Yes, those Sustainable ETFs cost over 20bps, compared to the 7/9bps you can pay for popular large ‘unsustainable’ (?) ETFs. But in fact there are pockets of value. Vanguard’s world equity tracker, VWRL, costs 22bps; iShares’ ESG SUWS, with similar geographic coverage (albeit against a large cap index, not all cap), costs only 20bps. You can have a global equities tracker, ESG, for 20bps. Would you really prefer an ‘unsustainable’ index tracker of FTSE-100, for 9bps?
These fee differences are at least in part a function of scale. But iShares’ SUWS has $1.7bn of assets; this is half as big already as Vanguard’s flagship FTSE-100 tracker VUKE. Given the growth of ESG it won’t be too long before that scale advantage tips the other way.
In any case, even if you have to pay 20bps more, many people would regard that fee load as an acceptable price to pay. You can make that difference up by not using your uncle’s favourite broker, Hargreaves Lansdown, but shopping around a bit instead.
Of course your uncle would be shaking his head at your ESG ways. Push him, and he’d probably mention performance. Because historically the socially responsible movement has paid a performance penalty compared to the full market. Does that still hold?

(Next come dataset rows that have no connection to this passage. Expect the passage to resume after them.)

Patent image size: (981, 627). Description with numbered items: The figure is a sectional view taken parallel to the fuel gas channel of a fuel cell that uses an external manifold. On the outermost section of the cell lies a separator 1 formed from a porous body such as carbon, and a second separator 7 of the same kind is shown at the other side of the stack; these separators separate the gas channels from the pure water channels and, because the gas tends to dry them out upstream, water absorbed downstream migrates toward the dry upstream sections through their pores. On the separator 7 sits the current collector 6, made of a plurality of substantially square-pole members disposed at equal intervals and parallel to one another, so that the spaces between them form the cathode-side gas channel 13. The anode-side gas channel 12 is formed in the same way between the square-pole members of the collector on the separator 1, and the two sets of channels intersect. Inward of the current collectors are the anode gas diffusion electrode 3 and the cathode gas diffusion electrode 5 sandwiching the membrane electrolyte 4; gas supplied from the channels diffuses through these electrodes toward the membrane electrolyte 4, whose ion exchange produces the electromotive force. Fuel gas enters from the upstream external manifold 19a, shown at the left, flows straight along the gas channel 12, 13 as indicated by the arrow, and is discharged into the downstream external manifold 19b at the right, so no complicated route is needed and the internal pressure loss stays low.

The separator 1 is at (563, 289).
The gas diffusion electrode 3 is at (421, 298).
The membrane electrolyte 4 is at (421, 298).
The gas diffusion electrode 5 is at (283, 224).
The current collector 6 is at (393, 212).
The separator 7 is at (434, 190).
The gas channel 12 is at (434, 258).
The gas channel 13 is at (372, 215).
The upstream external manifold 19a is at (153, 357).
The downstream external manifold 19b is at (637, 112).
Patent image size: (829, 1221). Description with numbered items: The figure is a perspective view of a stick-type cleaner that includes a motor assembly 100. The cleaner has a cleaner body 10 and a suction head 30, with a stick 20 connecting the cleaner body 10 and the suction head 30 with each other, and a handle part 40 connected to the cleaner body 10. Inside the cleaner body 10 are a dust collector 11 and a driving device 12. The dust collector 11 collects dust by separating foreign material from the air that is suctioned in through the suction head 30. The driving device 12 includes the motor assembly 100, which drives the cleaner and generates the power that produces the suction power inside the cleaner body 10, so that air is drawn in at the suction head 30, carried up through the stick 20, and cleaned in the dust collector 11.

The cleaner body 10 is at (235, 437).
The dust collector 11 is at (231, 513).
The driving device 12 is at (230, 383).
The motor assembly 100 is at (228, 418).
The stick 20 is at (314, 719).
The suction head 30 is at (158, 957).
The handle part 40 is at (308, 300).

There are signs that the performance discount may be fading. A recent study by Morningstar suggested that in Europe, the 10 year track record is moving in ESG funds’ favour.
And, I am starting to think, with enough pressure from the corporate governance police, the policy makers, the millennials, it stands to reason that market forces will deliver higher performance for ESG-friendly companies than their unfriendly rivals.
Will you join the movement? If not now, when?